At last he was ready: "When, on the twenty-eight of April ... I called all my men out on parade and reckoned eighty-six horsemen, 118 crossbowmen and harquebusiers, some 700 foot soldiers with swords and bucklers, three large iron guns, fifteen small bronze field guns and ten hundredweight of powder, ... [t]hey knew well ... that God had helped us more than we had hoped, and ships had come with horses, men and arms."67 After only a few days of battle, it was clear to many of the towns surrounding Tenochtitlan how well supplied the Spanish now were. "The natives of Xochimilco ... and certain of the Otomi, ... came to offer themselves as Your Majesty's vassals, begging me to forgive them for having delayed so long." After a major defeat suffered by the Spanish, in which forty were captured and
sacrificed, many of the Spaniards' allies withdrew again. It is commonly accepted that they returned only when the Nahua priests' predictions of a great victory to occur within the ensuing eight days did not come true.
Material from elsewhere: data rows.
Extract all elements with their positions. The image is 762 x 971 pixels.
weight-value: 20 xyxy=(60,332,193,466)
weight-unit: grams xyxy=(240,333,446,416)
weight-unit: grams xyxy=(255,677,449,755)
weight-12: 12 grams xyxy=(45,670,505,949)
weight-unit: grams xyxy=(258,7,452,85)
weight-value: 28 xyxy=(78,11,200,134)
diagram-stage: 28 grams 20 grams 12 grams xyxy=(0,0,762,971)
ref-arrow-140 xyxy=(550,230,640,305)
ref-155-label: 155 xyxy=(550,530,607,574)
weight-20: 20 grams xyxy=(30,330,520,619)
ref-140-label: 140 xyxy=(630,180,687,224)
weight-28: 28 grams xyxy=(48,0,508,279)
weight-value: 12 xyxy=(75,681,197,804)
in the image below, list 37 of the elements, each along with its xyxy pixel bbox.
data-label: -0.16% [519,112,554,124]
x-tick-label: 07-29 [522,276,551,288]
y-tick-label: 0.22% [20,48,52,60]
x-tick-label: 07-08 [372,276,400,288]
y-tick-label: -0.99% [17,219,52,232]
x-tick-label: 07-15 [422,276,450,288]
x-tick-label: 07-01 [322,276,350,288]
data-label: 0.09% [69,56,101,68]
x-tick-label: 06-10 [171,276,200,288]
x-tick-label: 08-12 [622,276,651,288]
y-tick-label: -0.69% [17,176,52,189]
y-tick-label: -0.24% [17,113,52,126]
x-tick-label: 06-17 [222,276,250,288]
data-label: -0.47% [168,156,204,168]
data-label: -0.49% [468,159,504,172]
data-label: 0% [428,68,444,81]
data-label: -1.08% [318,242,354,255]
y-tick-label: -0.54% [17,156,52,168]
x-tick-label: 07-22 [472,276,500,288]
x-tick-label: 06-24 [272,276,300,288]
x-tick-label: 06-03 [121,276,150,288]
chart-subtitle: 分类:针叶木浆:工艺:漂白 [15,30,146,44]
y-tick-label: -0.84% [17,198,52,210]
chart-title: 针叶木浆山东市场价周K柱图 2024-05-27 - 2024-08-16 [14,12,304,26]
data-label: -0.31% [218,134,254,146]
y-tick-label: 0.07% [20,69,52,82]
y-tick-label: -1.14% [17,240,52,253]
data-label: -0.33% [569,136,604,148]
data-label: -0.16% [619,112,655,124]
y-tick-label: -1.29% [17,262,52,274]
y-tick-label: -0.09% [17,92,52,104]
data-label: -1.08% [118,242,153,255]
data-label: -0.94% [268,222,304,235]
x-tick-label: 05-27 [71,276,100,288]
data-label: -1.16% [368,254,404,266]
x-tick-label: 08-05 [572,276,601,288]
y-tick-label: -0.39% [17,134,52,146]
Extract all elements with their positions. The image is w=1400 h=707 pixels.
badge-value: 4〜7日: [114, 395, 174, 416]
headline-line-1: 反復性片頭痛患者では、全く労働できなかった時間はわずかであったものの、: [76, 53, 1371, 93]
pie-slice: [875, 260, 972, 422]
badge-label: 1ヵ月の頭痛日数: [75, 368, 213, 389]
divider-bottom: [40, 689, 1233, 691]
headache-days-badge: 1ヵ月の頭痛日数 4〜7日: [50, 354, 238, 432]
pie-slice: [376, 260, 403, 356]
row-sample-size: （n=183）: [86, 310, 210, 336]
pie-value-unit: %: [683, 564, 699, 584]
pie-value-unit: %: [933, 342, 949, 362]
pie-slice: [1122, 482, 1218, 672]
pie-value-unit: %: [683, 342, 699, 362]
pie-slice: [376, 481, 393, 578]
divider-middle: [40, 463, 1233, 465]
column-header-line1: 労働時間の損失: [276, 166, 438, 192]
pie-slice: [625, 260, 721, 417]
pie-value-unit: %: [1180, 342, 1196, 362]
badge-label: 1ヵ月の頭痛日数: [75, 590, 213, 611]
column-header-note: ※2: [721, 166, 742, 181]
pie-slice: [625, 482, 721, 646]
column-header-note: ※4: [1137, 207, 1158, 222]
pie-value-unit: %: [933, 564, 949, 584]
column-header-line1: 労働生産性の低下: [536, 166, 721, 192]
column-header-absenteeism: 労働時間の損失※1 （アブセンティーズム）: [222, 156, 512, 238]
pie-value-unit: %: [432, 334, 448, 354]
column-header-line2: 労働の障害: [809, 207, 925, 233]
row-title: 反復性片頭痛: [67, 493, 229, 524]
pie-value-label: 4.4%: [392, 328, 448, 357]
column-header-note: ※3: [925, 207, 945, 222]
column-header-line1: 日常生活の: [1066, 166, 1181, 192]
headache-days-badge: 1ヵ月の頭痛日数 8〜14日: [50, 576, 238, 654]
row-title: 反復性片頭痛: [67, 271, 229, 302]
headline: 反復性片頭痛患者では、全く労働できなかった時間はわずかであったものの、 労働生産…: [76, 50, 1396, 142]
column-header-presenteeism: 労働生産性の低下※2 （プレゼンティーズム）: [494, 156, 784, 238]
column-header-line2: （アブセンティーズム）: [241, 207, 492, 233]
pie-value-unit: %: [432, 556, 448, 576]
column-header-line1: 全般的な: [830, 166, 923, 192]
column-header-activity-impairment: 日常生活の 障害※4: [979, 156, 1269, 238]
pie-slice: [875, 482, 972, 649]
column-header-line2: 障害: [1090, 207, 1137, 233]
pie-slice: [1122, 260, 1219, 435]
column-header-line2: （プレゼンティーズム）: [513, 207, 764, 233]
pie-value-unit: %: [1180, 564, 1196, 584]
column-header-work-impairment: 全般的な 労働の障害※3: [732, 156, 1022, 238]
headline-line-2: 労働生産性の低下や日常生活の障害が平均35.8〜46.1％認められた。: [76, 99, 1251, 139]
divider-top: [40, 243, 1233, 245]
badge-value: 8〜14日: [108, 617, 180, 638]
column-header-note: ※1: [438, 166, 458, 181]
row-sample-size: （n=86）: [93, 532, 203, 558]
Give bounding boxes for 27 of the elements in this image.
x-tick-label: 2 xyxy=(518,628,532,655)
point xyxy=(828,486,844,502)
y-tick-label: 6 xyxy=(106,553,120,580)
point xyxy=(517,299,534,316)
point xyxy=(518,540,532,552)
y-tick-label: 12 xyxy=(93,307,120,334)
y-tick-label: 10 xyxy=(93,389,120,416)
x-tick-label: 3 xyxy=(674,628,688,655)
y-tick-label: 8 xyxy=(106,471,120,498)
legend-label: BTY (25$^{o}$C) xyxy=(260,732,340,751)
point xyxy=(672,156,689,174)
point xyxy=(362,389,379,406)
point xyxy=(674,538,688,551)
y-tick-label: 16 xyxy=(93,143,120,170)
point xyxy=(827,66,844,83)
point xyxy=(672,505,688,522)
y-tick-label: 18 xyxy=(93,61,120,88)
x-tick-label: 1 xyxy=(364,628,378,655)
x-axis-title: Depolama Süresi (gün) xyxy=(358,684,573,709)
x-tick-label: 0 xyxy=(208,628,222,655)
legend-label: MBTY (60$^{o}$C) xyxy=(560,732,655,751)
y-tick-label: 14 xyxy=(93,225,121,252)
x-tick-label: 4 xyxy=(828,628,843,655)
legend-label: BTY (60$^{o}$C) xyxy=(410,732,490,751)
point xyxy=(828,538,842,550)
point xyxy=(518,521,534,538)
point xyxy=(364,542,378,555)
Cortes, though, outlines events as follows: first messengers arrived from Vera Cruz telling of the arrival of yet another ship and bringing powder and crossbows to prove it, and then, in the next sentence, "all the lands round about" demonstrated their good sense and came
over to the Spaniards' side.68 Perhaps, after all, the Indians' decisions were less spiritually than practically motivated.